Wohnzimmerkonzerte

„Musik bei den Nachbarn“ begeistert das Publikum in Wesel

Das Saxophonquartett spielt im Wohnzimmer der Familie Schepers in Obrighoven.

Das Saxophonquartett spielt im Wohnzimmer der Familie Schepers in Obrighoven.

Foto: Markus Joosten / FUNKE Foto Services

Wesel.  In Wesel Obrighoven luden neun Konzerte in die Bleiben und Gärten der Bürger. Das Musikereignis erhielt großen Zuspruch von den Zuhörern.

Zu einem außergewöhnlichen Musikerereignis hatte die Katholische Kirchengemeinde St. Nikolaus nach Obrighoven eingeladen. In gleich neun Wohnzimmern traten Künstler aus Wesel und der Umgebung auf. Die Idee zu „Musik bei den Nachbarn“ hatte Gabi Rademacher, die Chefin des vor 100 Jahren gegründeten und in diesem Jahr mit der Zelter-Plakette vom Bundespräsidenten ausgezeichneten Katholischen Cäcilien-Kirchenchores. Wohnzimmer-Konzerte werden hin und wieder einmal von prominenten Sängern veranstaltet, sind aber selten.

Premiere geglückt

Diese Frage stellte sich nun und gespannt war man, ob diese Vision auch in Obrighoven klappt. Es funktionierte – und wie! Überall dort, wo musiziert wurde, zeigten hängende bunte Luftballons den Weg in die „guten Stuben“. Auch Beate Schepers, die am St.-Antonius-Weg wohnt, war von dieser Idee begeistert. Sie hatte für ihre Gäste viele Stühle zurecht gerückt, Kaffee gekocht und kalte Getränke bereit gestellt. „So etwas gibt es nicht alle Tage“, meinte die gut gelaunte Dame, die einem Saxophon-Quartett die Chance gab, seine Fähigkeiten zu zeigen.
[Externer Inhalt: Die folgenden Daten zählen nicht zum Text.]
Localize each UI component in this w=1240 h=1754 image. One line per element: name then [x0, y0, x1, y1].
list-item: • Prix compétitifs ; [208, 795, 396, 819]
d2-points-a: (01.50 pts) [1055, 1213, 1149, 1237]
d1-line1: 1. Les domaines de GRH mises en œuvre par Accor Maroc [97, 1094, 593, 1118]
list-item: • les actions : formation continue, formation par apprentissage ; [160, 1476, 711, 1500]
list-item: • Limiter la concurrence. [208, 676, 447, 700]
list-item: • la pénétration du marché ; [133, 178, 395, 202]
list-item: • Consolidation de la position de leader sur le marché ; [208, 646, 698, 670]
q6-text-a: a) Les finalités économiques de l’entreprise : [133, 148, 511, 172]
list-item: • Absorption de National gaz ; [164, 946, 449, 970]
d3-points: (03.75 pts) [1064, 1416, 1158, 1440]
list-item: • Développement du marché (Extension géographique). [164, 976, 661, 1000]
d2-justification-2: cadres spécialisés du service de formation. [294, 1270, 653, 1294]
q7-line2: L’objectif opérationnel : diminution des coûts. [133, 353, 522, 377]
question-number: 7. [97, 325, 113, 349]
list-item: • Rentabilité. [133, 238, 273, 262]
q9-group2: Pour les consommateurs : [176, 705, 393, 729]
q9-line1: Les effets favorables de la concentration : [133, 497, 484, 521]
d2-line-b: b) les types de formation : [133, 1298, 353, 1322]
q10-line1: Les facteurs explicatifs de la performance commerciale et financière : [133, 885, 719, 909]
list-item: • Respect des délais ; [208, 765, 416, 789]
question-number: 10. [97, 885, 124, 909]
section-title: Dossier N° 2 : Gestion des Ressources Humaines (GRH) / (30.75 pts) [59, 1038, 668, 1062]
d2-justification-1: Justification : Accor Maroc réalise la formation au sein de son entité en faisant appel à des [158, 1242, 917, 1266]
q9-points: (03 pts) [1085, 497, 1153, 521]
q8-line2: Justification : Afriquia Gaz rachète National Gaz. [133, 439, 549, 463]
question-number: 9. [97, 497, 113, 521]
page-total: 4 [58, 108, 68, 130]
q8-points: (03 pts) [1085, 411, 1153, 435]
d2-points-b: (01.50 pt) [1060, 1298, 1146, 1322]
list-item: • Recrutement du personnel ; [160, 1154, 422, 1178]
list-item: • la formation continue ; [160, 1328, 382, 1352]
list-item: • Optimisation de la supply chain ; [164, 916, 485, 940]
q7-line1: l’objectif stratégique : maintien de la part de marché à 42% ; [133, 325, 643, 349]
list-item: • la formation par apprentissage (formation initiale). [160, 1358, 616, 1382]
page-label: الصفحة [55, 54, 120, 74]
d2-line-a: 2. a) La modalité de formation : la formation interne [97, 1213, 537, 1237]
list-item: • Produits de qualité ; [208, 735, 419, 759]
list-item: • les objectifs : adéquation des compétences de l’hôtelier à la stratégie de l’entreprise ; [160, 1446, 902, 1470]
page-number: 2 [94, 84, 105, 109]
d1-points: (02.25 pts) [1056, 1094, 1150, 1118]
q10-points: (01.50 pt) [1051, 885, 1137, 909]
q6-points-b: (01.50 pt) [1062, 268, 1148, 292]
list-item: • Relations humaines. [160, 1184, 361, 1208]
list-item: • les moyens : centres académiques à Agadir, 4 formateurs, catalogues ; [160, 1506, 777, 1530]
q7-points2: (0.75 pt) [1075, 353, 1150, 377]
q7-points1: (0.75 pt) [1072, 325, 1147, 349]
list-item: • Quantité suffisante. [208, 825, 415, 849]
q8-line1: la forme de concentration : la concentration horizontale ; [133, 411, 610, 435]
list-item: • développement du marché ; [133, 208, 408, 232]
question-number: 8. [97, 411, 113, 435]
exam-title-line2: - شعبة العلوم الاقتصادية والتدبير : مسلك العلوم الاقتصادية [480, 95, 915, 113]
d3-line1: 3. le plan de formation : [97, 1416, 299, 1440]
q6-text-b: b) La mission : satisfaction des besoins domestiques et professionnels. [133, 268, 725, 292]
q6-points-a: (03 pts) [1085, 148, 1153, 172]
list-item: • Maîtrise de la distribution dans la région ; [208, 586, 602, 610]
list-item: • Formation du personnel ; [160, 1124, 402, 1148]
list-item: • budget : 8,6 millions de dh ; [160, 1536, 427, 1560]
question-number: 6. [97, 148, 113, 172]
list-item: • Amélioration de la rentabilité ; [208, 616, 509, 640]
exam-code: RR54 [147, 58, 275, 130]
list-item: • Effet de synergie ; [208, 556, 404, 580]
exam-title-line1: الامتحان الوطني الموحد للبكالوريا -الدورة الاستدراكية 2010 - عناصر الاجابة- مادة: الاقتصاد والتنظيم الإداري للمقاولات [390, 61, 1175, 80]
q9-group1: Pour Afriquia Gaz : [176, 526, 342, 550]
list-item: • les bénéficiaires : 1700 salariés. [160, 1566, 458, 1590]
Auftritte dauerten rund 30 Minuten

Hier musizierten Uta Muth-Selbach, Heike Ruhtert, Georg Terwelp und Nicole Schillings. Ein paar Häuser weiter bei Familie Brucks spielte „Highway to Heaven“, eine kleine, aber feine Cover-Band, Country- und Rock-Songs, jedoch im großen Garten, da doch der Andrang größer war und auch das schöne Wetter mitspielte. Die Auftritte der einzelnen Musiker und Gruppen dauerten rund eine halbe Stunde. Jeder Musikliebhaber konnte sich also Zeit nehmen, sich die auf Flyern gedruckten Infos anschauen und zu drei Konzerten zu gehen. Dazwischen war genügend Zeit, mit dem Fahrrad oder zu Fuß zu den einzelnen Veranstaltungsorten zu gelangen, denn diese lagen nicht weit auseinander. Die Stimmung war bei allen bestens.

Gut gelaunt sang Joe Sander mit seiner Baritonstimme Freddy Quinns Lieder zum ersten Mal. Theo und Klaus unterhielten mit Akkordeon-Musik querbeet von Walzer über Tango bis zu internationalen Volksweisen, Kunstlieder sang Hildegard Petrias, am Klavier begleitet von Antonia Langner. Das Trio Trinitus mit der Schwedin Tania, Cornelia mit niederländischen Wurzeln und Angelika aus Deutschland trat am Aaper Weg, am Piano begleitet von Marco Rohde, auf. Helga Posch, Thorsten Lacks und Rainer Jansen konnte man an der Rosenstraße antreffen. Das Duo „Big Belly Boom“ trat dieses Mal als Familientrio auf, denn Nicole Hülsmann kam als Verstärkung hinzu. Die Gruppe Dé Céadaoin zeigte, was irische Musik ist.

Auf gute Nachbarschaft!

Es war ein wunderbarer Sonntagnachmittag, der gezeigt hat, dass Musizieren keine Nachbarschaftsprobleme ergibt, sondern sogar fremde Menschen zusammen bringt. Alle Gastgeber haben sich von ihrer besten Seite gezeigt und stellten für eine Spende an die Musiker ein Sparschwein auf.